I thought about the hole in the ice that I made every morning. Would I be able to chop away at a frozen forest pool in the far north of Sweden? Where the ice is as hard as granite?

‘I want to see the pool. Even if it is covered in snow and ice. So that I know it’s true.’

‘It is true. The pool exists.’

‘You never said what it’s called.’

‘It’s too small to have a name. This country is full of small lakes without names. There’s hardly a single city street or country lane without a name, but lakes and pools without names are plentiful in the forests.’

‘I want you to keep your promise.’

She stood up with difficulty. The candle fell over and went out with a fizzing noise. It was completely dark all around us. The light from the kitchen window didn’t reach this far. Even so, I could see that she had brought her walking aid with her.

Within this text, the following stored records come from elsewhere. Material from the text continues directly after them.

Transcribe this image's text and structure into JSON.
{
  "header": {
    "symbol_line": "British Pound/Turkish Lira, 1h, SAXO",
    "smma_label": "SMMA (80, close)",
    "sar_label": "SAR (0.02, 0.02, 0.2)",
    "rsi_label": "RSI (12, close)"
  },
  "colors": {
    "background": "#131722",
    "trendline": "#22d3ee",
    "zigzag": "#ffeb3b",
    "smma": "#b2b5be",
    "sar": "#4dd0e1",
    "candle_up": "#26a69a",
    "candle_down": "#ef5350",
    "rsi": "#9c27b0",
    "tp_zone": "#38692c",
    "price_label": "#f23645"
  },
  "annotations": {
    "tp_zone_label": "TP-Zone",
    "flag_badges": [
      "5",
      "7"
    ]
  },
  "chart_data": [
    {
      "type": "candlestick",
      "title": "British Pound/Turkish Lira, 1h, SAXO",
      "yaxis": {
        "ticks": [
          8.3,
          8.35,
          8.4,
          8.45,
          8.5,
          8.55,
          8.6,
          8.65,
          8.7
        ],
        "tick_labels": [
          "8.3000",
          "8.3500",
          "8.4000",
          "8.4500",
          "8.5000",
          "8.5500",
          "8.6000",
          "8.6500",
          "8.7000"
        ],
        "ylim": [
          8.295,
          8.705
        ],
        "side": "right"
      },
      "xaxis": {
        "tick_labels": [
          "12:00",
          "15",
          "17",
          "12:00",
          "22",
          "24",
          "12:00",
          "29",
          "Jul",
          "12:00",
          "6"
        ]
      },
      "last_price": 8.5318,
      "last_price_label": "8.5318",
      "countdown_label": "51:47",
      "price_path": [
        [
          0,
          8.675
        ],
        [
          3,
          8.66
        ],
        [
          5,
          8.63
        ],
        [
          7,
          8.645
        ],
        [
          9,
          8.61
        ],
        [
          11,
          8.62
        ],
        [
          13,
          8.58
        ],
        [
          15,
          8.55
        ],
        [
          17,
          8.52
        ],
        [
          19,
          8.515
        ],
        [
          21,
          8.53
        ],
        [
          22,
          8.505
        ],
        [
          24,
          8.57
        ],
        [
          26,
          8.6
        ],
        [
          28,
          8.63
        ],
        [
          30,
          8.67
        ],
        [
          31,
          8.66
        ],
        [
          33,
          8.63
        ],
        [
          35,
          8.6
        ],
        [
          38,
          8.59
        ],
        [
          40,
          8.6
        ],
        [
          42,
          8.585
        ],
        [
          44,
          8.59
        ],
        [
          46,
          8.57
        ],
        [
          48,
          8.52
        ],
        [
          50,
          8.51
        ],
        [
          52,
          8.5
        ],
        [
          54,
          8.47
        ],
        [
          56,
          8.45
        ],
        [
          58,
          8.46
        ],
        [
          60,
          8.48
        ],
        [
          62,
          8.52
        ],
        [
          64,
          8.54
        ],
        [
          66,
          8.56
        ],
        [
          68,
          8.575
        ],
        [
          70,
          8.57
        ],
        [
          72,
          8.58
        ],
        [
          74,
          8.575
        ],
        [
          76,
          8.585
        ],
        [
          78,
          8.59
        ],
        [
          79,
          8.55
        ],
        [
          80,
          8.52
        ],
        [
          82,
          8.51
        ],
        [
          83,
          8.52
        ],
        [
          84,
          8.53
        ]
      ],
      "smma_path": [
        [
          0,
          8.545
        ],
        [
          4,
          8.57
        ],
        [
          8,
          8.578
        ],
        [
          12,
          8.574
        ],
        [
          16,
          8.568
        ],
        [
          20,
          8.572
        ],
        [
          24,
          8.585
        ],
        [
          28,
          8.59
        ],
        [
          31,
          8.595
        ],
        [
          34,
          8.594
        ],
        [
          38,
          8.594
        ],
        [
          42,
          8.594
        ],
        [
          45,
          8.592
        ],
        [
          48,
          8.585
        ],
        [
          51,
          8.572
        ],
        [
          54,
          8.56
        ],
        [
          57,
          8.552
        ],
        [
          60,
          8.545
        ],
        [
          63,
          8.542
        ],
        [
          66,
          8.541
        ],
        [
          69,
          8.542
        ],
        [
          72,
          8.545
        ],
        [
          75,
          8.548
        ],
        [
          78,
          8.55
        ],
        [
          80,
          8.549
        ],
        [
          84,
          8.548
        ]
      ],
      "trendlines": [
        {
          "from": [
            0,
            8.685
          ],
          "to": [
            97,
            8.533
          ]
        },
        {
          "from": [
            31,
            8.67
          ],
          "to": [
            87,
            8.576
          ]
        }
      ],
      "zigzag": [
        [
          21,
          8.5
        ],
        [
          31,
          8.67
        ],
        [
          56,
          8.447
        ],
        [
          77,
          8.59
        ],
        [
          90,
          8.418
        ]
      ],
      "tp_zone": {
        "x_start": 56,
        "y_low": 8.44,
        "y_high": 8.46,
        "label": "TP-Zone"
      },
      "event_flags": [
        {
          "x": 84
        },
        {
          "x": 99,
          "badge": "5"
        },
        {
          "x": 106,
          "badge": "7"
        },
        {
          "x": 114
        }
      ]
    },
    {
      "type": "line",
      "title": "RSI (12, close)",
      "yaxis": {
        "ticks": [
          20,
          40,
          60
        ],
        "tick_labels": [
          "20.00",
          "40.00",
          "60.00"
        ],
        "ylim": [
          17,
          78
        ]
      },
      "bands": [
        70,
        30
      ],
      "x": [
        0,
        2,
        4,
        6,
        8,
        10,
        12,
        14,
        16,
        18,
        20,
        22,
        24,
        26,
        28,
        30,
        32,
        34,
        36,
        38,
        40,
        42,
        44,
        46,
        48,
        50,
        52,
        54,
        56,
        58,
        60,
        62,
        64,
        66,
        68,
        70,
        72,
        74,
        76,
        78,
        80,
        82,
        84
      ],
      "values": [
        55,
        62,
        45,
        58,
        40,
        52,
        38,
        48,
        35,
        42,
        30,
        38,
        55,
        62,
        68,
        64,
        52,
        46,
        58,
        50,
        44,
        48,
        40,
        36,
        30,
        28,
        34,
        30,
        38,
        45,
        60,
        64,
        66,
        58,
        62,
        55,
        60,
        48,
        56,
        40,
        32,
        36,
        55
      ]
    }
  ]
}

When I held out my hand to assist her, she waved it away.

‘I don’t want help. I want you to keep your promise.’

When Harriet and her green wheeled walker came to where the light illuminated the snow, it seemed to me that she was walking down a moonlit street. When we were together almost forty years ago, we’d somewhat childishly pretended that we were moon worshippers. Did she remember that? I watched her side-on as she worked her way through the snow-covered stones and rocks. I found it hard to believe that she was dying. A person approaching the ultimate border. A different world or a different kind of darkness would take over. She parked the walker at the foot of the three steps and held on hard to the rail as she struggled up to the front door. As she opened it, the cat scampered between her legs and into the house. She went to her room. I listened with my ear pressed against the closed door. I could hear the faint clinking noise from a bottle. Medicine from her bag. The cat miaowed and rubbed herself against my legs. I gave her something to eat, and sat down at the kitchen table.

It was still dark outside.

I tried to read the temperature on the thermometer attached to the outside of the window frame, but the glass containing the mercury column had misted over. The door opened, and Harriet came in. She had brushed her hair and changed into a new jumper. It was lavender blue. I was reminded of my mother and her lavender-scented tears. But Harriet wasn’t crying. She smiled as she sat down on the kitchen sofa.

‘I’d never have believed that you would become a person who lived with a dog and a cat and an anthill.’

‘Life seldom turns out the way you thought it would.’

‘I’m not going to ask you about how your life turned out. But I do want you to keep your promise.’